Pezarrat and his pirates were well-fed and spirited. They cheered a clutch of merchant vessels sailing in on a good wind. Hefty boats with bright sails rode low in the water. Pezarrat hurled Djola’s acid-conjure at one ship. When the hull dissolved into sludge and sizzling vapor, the other ships blew horns signaling surrender. Pirates looted the ships without suffering many casualties, although a few merchants lost their heads protecting trinkets. Grateful for an empty sick bay, Vandana and Orca joined the victory celebration. They gobbled shrimp, drank too much wine, and slept like the dead on plush pillows and blankets—merchant booty.

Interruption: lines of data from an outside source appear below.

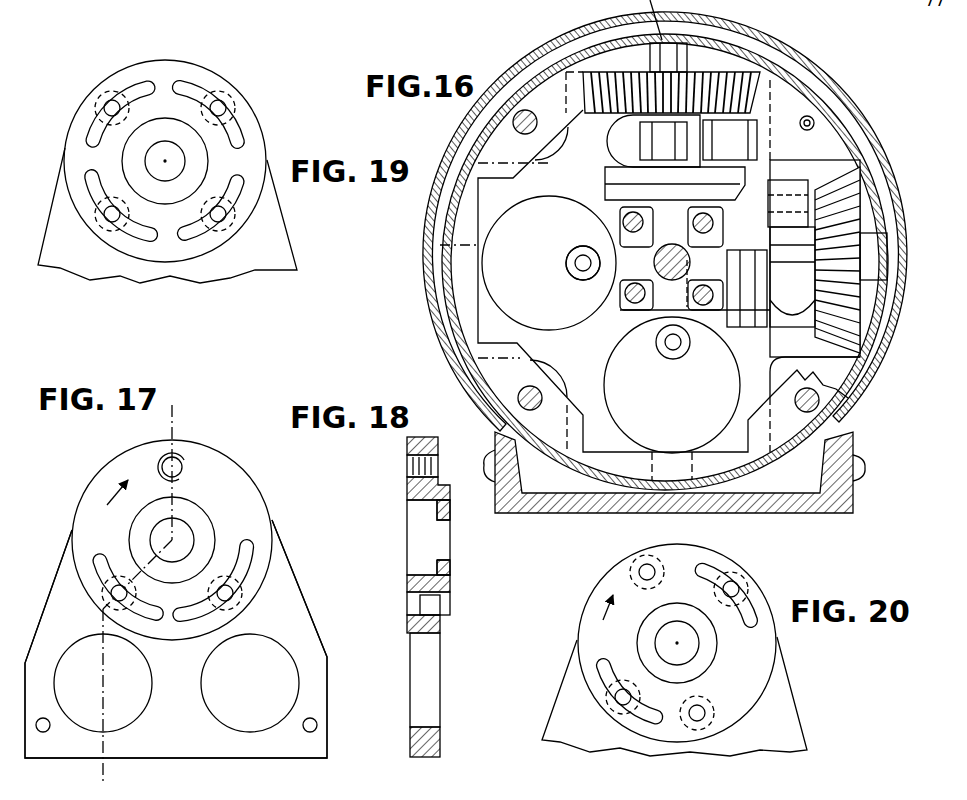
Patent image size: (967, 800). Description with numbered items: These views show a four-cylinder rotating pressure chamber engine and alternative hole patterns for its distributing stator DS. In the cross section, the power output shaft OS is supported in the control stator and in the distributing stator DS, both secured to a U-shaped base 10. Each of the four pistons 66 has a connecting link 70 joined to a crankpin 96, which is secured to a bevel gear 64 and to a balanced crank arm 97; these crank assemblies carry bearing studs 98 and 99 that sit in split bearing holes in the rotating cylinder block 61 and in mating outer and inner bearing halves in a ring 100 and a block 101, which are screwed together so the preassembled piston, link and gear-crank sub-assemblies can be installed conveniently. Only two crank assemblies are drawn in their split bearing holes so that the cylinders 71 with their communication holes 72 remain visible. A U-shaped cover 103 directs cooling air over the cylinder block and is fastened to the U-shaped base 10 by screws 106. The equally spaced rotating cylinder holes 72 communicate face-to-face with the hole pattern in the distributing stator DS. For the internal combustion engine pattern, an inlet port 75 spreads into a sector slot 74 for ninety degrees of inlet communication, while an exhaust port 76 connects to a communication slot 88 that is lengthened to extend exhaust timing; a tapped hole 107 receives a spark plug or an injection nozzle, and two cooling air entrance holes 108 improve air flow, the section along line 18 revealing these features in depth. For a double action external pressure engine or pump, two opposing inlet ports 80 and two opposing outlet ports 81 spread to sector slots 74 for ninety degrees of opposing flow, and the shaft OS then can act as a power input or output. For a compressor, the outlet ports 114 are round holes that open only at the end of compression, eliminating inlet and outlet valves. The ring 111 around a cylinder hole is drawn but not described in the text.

In FIG. 16, the U-shaped base 10 is at (815, 545).
In FIG. 16, the bearing stud 98 is at (634, 20).
In FIG. 16, the bevel gear 64 is at (763, 90).
In FIG. 16, the cylinder block 61 is at (795, 118).
In FIG. 16, the connecting link 70 is at (783, 180).
In FIG. 16, the crankpin 96 is at (815, 187).
In FIG. 16, the piston 66 is at (607, 143).
In FIG. 16, the bearing stud 99 is at (627, 203).
In FIG. 16, the communication hole 72 is at (582, 254).
In FIG. 16, the U-shaped cover 103 is at (430, 272).
In FIG. 16, the cylinder 71 is at (497, 307).
In FIG. 16, the bushing 111 is at (581, 280).
In FIG. 16, the block 101 is at (628, 315).
In FIG. 16, the ring 100 is at (572, 403).
In FIG. 16, the power output shaft OS is at (692, 303).
In FIG. 16, the balanced crank arm 97 is at (753, 315).
In FIG. 16, the screw 106 is at (860, 461).
In FIG. 19, the outlet port 81 is at (106, 100).
In FIG. 19, the inlet port 80 is at (226, 100).
In FIG. 19, the sector slot 74 is at (92, 130).
In FIG. 17, the sector slot 74 is at (102, 563).
In FIG. 18, the sector slot 74 is at (407, 618).
In FIG. 20, the sector slot 74 is at (606, 668).
In FIG. 19, the distributing stator DS is at (298, 242).
In FIG. 17, the distributing stator DS is at (305, 592).
In FIG. 18, the distributing stator DS is at (396, 590).
In FIG. 20, the distributing stator DS is at (562, 655).
In FIG. 17, the section line 18 is at (153, 417).
In FIG. 17, the tapped hole 107 is at (164, 458).
In FIG. 18, the tapped hole 107 is at (408, 467).
In FIG. 17, the communication slot 88 is at (240, 548).
In FIG. 17, the inlet port 75 is at (110, 597).
In FIG. 18, the inlet port 75 is at (442, 610).
In FIG. 20, the inlet port 75 is at (740, 585).
In FIG. 17, the exhaust port 76 is at (236, 600).
In FIG. 17, the cooling air entrance hole 108 is at (206, 697).
In FIG. 18, the cooling air entrance hole 108 is at (440, 718).
In FIG. 20, the outlet port 114 is at (640, 562).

Up on the deserted deck, Djola swept feathers, medicine bags, and discarded trinkets into the sea. A scar moon sank into rippling water. Samina’s moon. He was clean-shaven and clear, his fortressed heart a faint smolder, closer to the chill he needed to pull fire. He found a merchant blade and stowed it in an empty sleeve. Dead merchants floated by, and he wondered if they’d been slavers. A few unlucky pirate lads floated with them. Djola turned away, unmoved thanks to his heart fortress. Orca and Vandana had helped him fashion silver-mesh gloves, cold conjure impervious to hot spells. Singing, he put on one glove and left one hand bare.